My understanding of this comes partly from working around validation and domain logic areas (Obs Validator, Patient Validator, and parts of Concept and Order services and many other parts), where even small data-handling changes can affect multiple services and modules indirectly.

  1. Archival boundaries should follow clinical structure

OpenMRS data is strongly relational and clinically contextual:

Patient → Encounter → Observations → Orders → Related records

From exploring components like ConceptService, ConceptServiceImpl, OrderServiceImpl, and reference range handling (ConceptReferenceRangeContext), it becomes clear that records are rarely meaningful in isolation. Because of this, archiving should operate on a meaningful clinical boundary rather than isolated rows — typically an encounter together with its dependent clinical data.

This helps preserve relationships and avoids unexpected behavior when historical data is accessed later.

  1. Proposed lifecycle model

Instead of thinking only in terms of copying rows to archive tables, I’m considering a staged lifecycle:

Stage 1 — Active data

Normal operation (current behavior)

Stage 2 — Cold archived data

Old voided records are moved out of primary query paths but remain retrievable through backend services when explicitly requested.

Stage 3 — Long-term retention

After configurable retention period, data may optionally be permanently purged depending on implementation policy.

This keeps frequently queried tables small while maintaining recoverability.

  1. Archiving process

A scheduled archival task would periodically:

  1. Select eligible clinical units older than configured retention

  2. Process them in ordered batches

  3. Move dependent data together

  4. Record archive metadata

  5. Commit safely with checkpoints

The job should be resumable so interruptions do not risk partial archival.

  1. Retrieval & restoration

Archived data should remain historically traceable.

Rather than silently modifying past history, restoration would reintroduce records through a controlled process that preserves provenance (who restored it and from which archived state). This maintains audit integrity and avoids ambiguity in clinical records.

  1. Compatibility goals

The solution should aim for:

• No changes to existing REST responses • No module breakage • No required frontend modifications • Explicit access only when archived data is requested

This keeps the feature transparent for implementations that don’t need it while enabling performance improvements for large datasets.

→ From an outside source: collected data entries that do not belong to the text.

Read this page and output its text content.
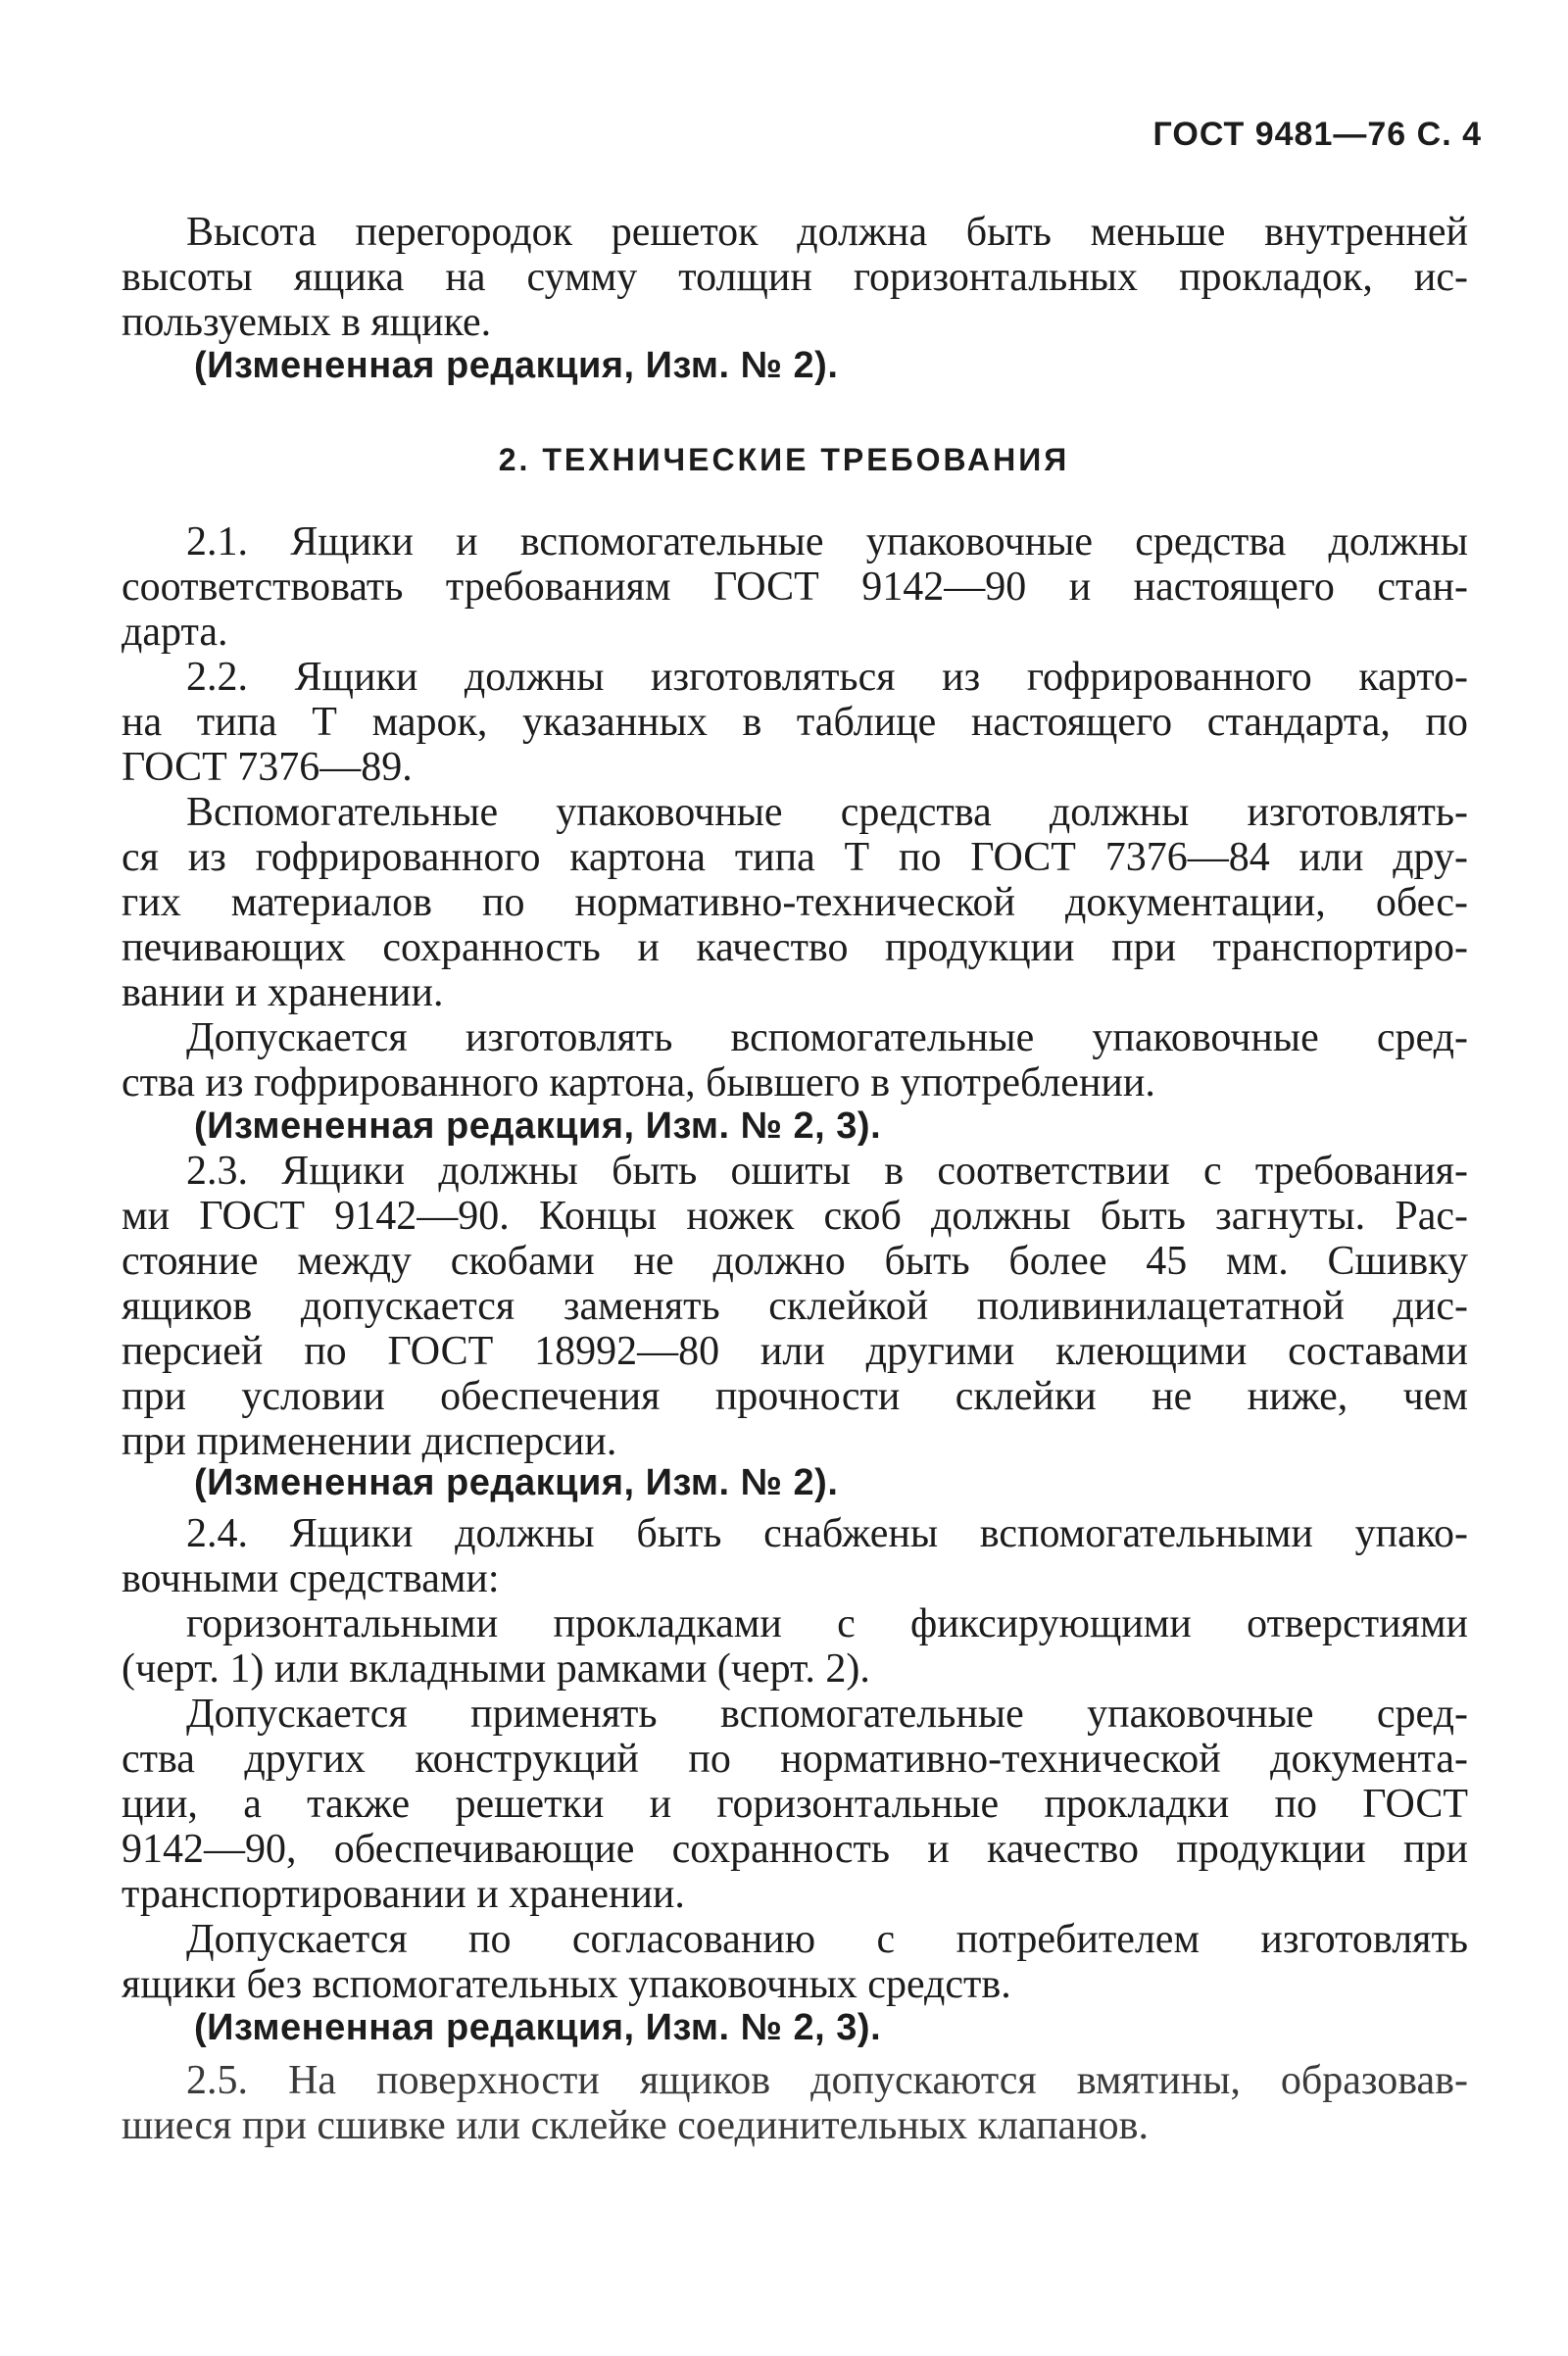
ГОСТ 9481—76 С. 4
Высота перегородок решеток должна быть меньше внутренней
высоты ящика на сумму толщин горизонтальных прокладок, ис-
пользуемых в ящике.
(Измененная редакция, Изм. № 2).
2. ТЕХНИЧЕСКИЕ ТРЕБОВАНИЯ
2.1. Ящики и вспомогательные упаковочные средства должны
соответствовать требованиям ГОСТ 9142—90 и настоящего стан-
дарта.
2.2. Ящики должны изготовляться из гофрированного карто-
на типа Т марок, указанных в таблице настоящего стандарта, по
ГОСТ 7376—89.
Вспомогательные упаковочные средства должны изготовлять-
ся из гофрированного картона типа Т по ГОСТ 7376—84 или дру-
гих материалов по нормативно-технической документации, обес-
печивающих сохранность и качество продукции при транспортиро-
вании и хранении.
Допускается изготовлять вспомогательные упаковочные сред-
ства из гофрированного картона, бывшего в употреблении.
(Измененная редакция, Изм. № 2, 3).
2.3. Ящики должны быть ошиты в соответствии с требования-
ми ГОСТ 9142—90. Концы ножек скоб должны быть загнуты. Рас-
стояние между скобами не должно быть более 45 мм. Сшивку
ящиков допускается заменять склейкой поливинилацетатной дис-
персией по ГОСТ 18992—80 или другими клеющими составами
при условии обеспечения прочности склейки не ниже, чем
при применении дисперсии.
(Измененная редакция, Изм. № 2).
2.4. Ящики должны быть снабжены вспомогательными упако-
вочными средствами:
горизонтальными прокладками с фиксирующими отверстиями
(черт. 1) или вкладными рамками (черт. 2).
Допускается применять вспомогательные упаковочные сред-
ства других конструкций по нормативно-технической документа-
ции, а также решетки и горизонтальные прокладки по ГОСТ
9142—90, обеспечивающие сохранность и качество продукции при
транспортировании и хранении.
Допускается по согласованию с потребителем изготовлять
ящики без вспомогательных упаковочных средств.
(Измененная редакция, Изм. № 2, 3).
2.5. На поверхности ящиков допускаются вмятины, образовав-
шиеся при сшивке или склейке соединительных клапанов.
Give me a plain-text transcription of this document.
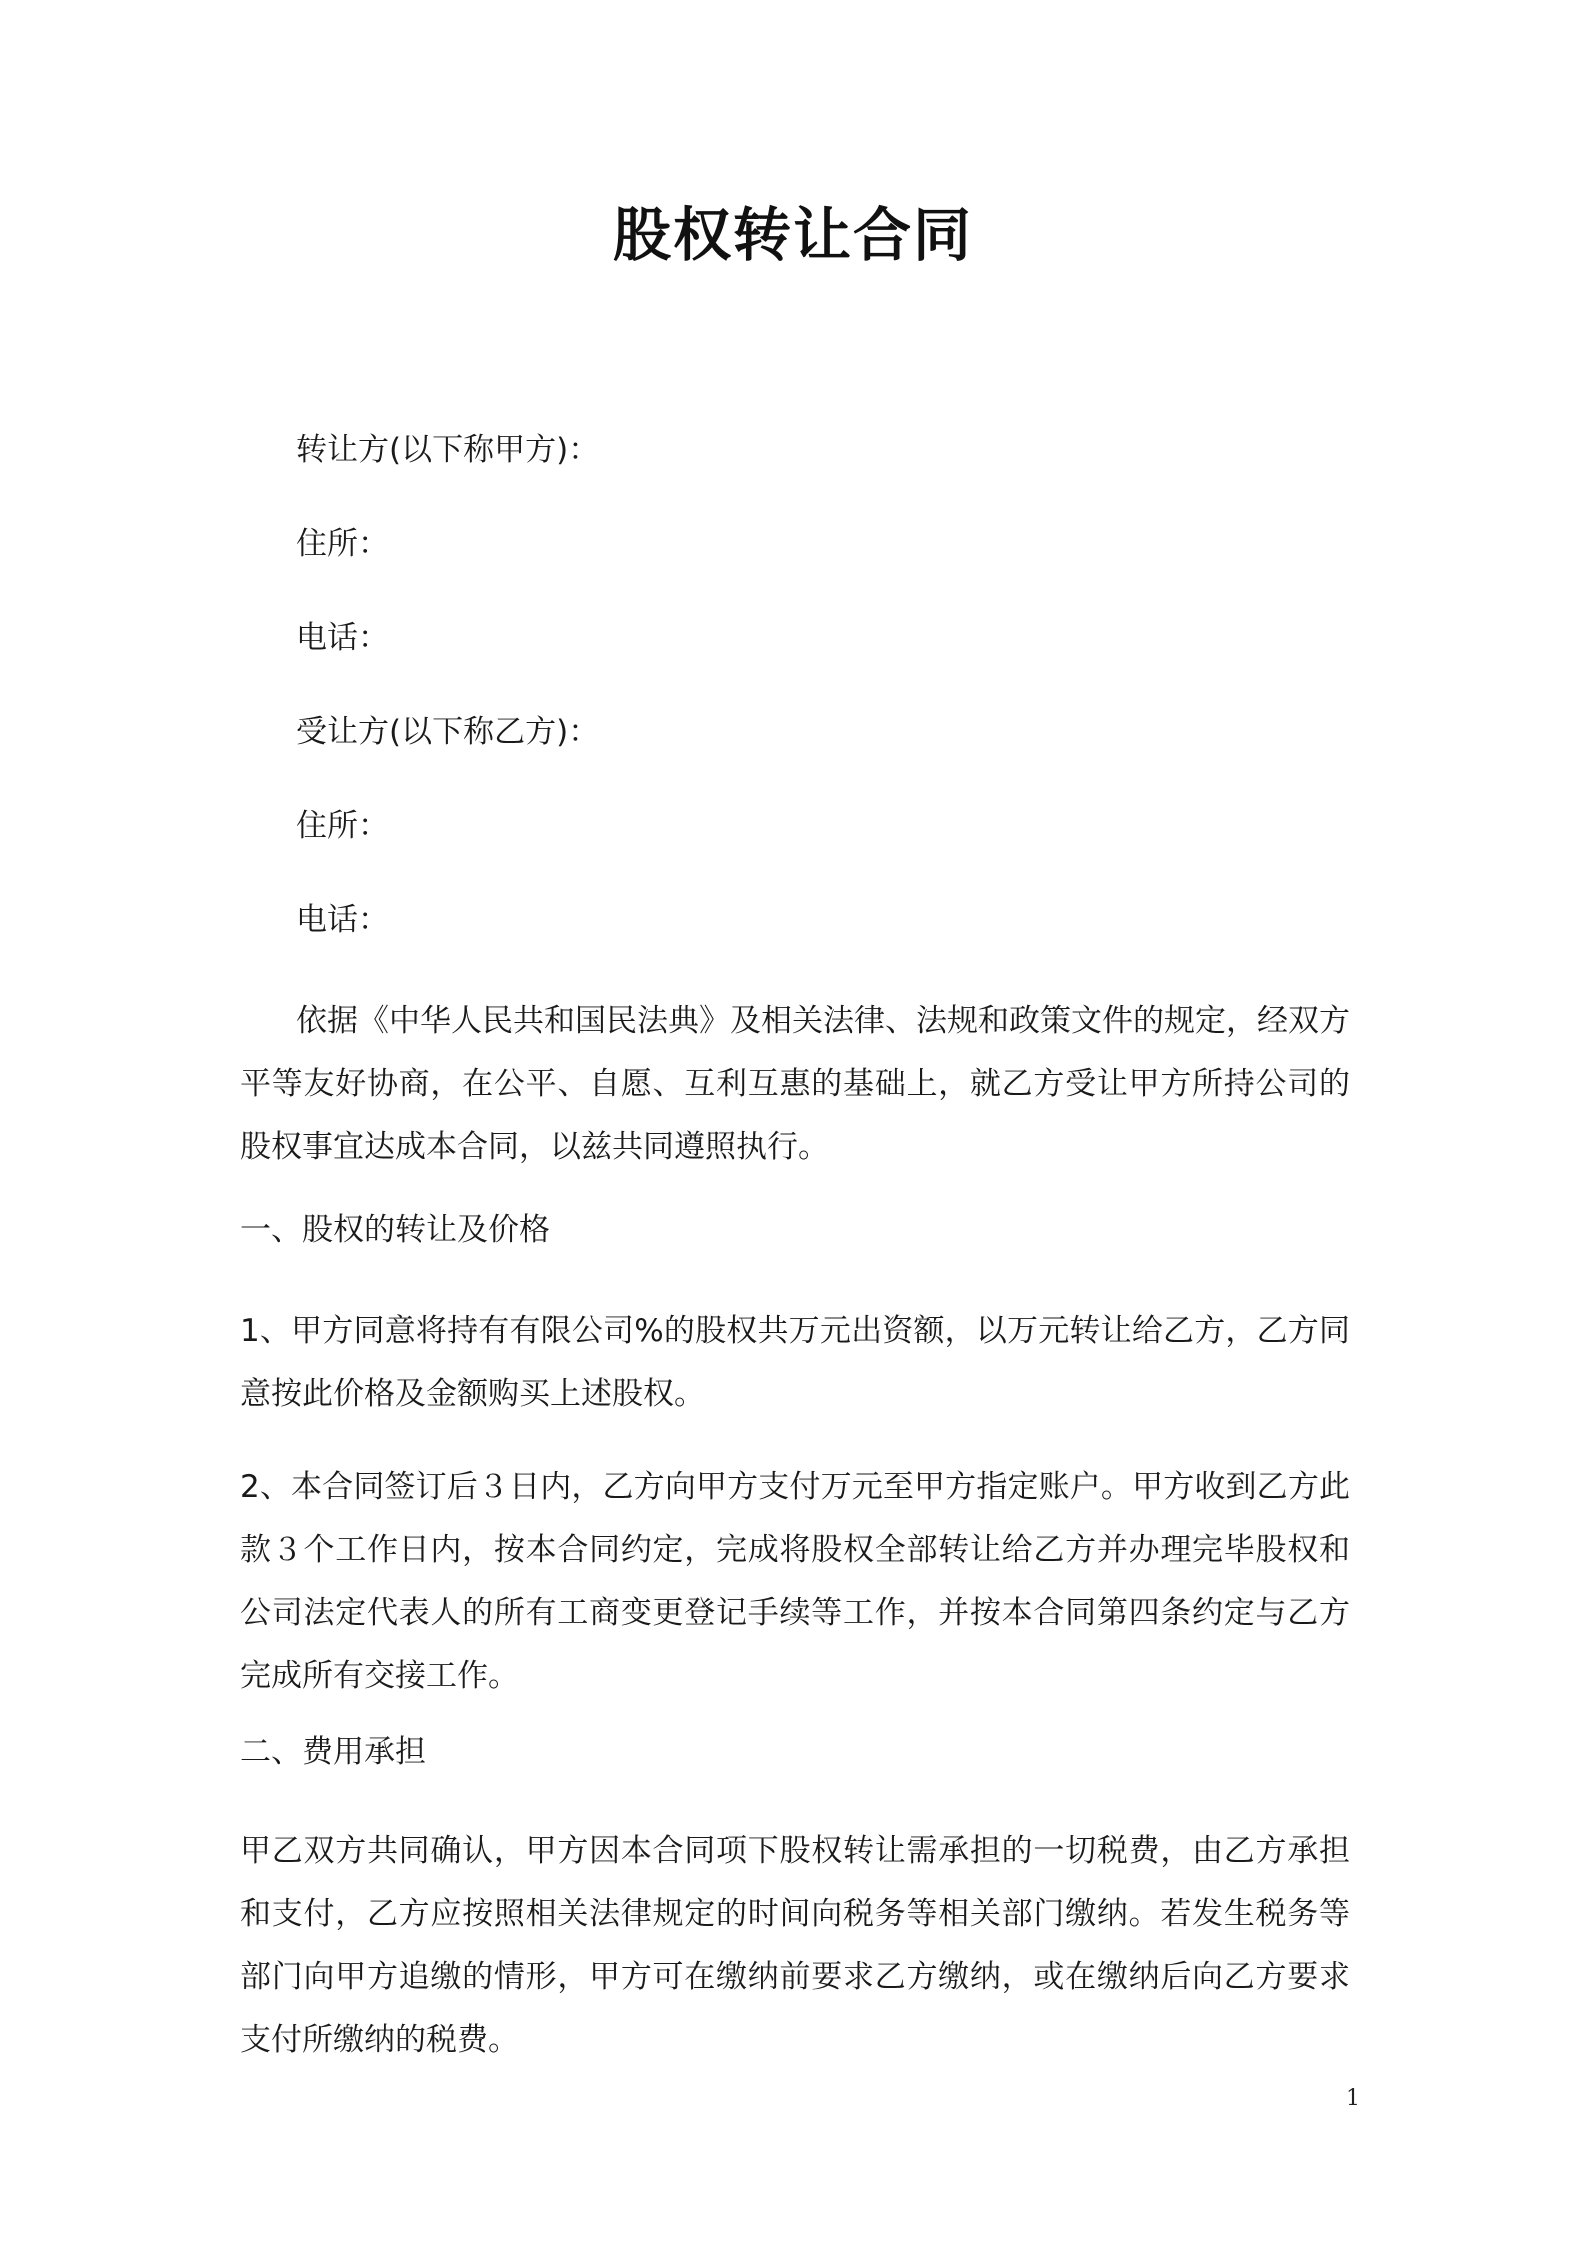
股权转让合同
转让方(以下称甲方)：
住所：
电话：
受让方(以下称乙方)：
住所：
电话：
依据《中华人民共和国民法典》及相关法律、法规和政策文件的规定，经双方平等友好协商，在公平、自愿、互利互惠的基础上，就乙方受让甲方所持公司的股权事宜达成本合同，以兹共同遵照执行。
一、股权的转让及价格
1、甲方同意将持有有限公司%的股权共万元出资额，以万元转让给乙方，乙方同意按此价格及金额购买上述股权。
2、本合同签订后３日内，乙方向甲方支付万元至甲方指定账户。甲方收到乙方此款３个工作日内，按本合同约定，完成将股权全部转让给乙方并办理完毕股权和公司法定代表人的所有工商变更登记手续等工作，并按本合同第四条约定与乙方完成所有交接工作。
二、费用承担
甲乙双方共同确认，甲方因本合同项下股权转让需承担的一切税费，由乙方承担和支付，乙方应按照相关法律规定的时间向税务等相关部门缴纳。若发生税务等部门向甲方追缴的情形，甲方可在缴纳前要求乙方缴纳，或在缴纳后向乙方要求支付所缴纳的税费。
1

I’d appreciate guidance and feedback on this discussion for handling long-term historical data, especially regarding retrieval patterns and retention policies, suggestions or more ideas or areas to be covered for this project.

cc @dkayiwa

The accumulation of Encounters, etc. is just not as fast as for Observations and this is because Observations are essentially immutable. That is, voided Observations accumulate as a natural part of the system being run. Voided encounters (and other things like conditions, etc.) do not.

Thanks for this suggestion, that clarifies to some extent than before.

The main pressure is coming from the natural lifecycle of Observations, since corrections create new Obs rather than updating existing ones, while other entities don’t grow the same way.

So it sounds like the archival strategy should focus primarily on high-volume immutable clinical history rather than all voided records uniformly and add a mechanism to archive voided data with the possibility of restoring it.

To check my understanding over the project: should archiving mainly target historical Obs while leaving related encounter context in the main tables, or should the archive always preserve full encounter-level consistency?